Knowing that we weren’t arriving in Prince Rupert until nearly midnight we had booked an Airbnb so headed straight there. Keys had been left for us and it was glorious to stay in an immaculate home with a comfy bed, internet, power shower and a coffee maker! However, aside from the house and the supermarket we didn’t see that much of the town as it was chucking it down and we headed on north once we had restocked and googled as much as we could remember we had to.
We had anticipated not reaching Stewart/Hyder until the next day, but 500km and a few black bear spottings later we rolled into Hyder – the most southern ‘town’ in Alaska. So remote they don’t bother with a border but the gateway to Salmon Glacier where we parked up for the night. This is one of the spots where you see pictures of grizzlies fishing the salmon but we are still too early and the salmon haven’t arrived yet so the grizzlies weren’t in town yet either.
At some point coming down the mountain the next day we got a puncture… which we noticed about 200km later by which time we had ruined the tire… oops! We had checked the spare so we knew it was good to go; less sure about whether the jack would still work with the lifted suspension as it was something we had been meaning to check – you know how it is. Luckily all good and we were underway again before you could say Jack Robinson. A black bear with 2 of her cubs helped cheer us up (playing on the side of the road rather than by buying us beers).

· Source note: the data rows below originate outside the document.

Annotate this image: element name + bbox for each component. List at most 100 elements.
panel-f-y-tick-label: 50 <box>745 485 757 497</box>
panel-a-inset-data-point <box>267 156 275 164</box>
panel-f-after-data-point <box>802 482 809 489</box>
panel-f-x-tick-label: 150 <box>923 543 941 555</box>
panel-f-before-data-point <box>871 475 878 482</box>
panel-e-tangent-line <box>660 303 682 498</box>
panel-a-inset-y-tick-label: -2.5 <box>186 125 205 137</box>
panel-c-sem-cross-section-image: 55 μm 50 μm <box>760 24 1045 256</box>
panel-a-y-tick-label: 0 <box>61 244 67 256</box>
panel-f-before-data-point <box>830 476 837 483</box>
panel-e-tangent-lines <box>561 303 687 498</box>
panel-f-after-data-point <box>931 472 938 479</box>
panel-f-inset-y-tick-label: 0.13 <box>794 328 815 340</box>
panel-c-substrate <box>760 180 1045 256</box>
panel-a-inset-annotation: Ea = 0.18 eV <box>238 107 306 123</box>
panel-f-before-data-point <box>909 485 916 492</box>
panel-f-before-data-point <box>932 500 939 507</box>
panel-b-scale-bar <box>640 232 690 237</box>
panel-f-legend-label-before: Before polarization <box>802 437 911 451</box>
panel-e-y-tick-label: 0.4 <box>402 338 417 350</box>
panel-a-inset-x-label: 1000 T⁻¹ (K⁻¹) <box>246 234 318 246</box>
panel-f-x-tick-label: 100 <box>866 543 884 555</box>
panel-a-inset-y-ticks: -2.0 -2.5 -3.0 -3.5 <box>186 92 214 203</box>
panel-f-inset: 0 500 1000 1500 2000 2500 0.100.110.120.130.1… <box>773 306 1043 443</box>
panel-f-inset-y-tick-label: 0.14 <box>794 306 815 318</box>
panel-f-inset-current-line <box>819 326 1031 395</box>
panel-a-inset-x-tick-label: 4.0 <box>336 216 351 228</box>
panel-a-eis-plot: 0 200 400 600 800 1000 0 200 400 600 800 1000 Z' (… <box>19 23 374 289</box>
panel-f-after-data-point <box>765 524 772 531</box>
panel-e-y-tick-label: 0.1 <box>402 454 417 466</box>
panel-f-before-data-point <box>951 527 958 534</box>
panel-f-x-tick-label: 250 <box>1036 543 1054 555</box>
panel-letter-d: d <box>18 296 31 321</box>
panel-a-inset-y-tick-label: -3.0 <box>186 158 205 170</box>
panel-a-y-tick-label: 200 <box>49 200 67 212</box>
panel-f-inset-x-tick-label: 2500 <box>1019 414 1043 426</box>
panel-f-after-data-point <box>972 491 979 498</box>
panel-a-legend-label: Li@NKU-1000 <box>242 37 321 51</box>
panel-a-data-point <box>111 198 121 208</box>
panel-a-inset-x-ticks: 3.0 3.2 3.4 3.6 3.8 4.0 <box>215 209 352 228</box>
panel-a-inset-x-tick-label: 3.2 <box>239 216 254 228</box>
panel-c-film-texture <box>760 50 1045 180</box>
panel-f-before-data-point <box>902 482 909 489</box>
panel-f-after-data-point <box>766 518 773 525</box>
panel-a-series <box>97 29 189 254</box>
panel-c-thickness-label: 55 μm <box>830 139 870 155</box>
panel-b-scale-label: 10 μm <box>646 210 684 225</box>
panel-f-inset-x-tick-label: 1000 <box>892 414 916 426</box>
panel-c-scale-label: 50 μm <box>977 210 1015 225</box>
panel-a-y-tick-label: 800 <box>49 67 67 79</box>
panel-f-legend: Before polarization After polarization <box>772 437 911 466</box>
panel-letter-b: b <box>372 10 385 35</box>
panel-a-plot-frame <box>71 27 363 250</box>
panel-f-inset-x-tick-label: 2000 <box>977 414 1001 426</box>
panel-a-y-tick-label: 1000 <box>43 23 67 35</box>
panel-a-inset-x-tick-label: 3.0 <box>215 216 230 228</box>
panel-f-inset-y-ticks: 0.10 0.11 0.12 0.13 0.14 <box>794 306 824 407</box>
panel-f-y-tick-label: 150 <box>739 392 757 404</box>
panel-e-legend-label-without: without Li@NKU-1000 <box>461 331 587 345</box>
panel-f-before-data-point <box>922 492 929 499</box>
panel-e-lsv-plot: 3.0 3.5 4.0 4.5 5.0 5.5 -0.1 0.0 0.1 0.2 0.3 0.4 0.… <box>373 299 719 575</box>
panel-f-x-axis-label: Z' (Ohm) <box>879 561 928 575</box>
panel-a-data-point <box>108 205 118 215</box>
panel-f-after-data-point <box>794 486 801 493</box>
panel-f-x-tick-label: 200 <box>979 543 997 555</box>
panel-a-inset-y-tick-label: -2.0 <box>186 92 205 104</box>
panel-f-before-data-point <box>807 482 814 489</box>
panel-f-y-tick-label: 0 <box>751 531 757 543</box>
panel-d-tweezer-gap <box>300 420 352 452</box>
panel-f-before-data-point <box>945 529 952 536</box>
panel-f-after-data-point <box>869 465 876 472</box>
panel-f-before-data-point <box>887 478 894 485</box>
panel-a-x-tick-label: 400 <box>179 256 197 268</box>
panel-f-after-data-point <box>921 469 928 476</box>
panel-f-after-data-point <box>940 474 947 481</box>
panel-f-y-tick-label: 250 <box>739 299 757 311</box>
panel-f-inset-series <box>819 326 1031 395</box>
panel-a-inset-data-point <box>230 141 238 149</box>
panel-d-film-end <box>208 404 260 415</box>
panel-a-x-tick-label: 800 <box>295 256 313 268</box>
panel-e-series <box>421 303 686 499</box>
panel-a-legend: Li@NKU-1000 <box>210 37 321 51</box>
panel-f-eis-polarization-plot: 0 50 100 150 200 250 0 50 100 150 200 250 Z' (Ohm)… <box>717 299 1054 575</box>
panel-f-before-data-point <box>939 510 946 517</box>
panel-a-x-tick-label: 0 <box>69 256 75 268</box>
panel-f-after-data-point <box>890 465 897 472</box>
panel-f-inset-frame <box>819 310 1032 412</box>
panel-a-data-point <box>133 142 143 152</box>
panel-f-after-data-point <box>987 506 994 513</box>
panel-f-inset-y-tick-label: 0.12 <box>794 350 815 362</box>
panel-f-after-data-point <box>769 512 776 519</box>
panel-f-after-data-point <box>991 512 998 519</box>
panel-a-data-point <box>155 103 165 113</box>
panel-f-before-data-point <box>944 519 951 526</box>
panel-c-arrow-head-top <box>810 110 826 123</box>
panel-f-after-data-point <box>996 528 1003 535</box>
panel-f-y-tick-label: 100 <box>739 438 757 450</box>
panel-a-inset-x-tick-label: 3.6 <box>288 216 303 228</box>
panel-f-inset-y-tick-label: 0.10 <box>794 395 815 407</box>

Then onto Whitehorse, via Watson Lake and their signpost fiesta where we had hoped to replace the spare. Whitehorse is a pretty cool little town, first ‘proper’ shops we felt we had seen in a while and its claim to fame is the world’s longest fish ladder, built so the salmon can get past the hydro electric dam. No fish in it though – we’re still a bit early. Camping spot for the night was Takhini Hotsprings, after more than a few nights with no hot water they felt great.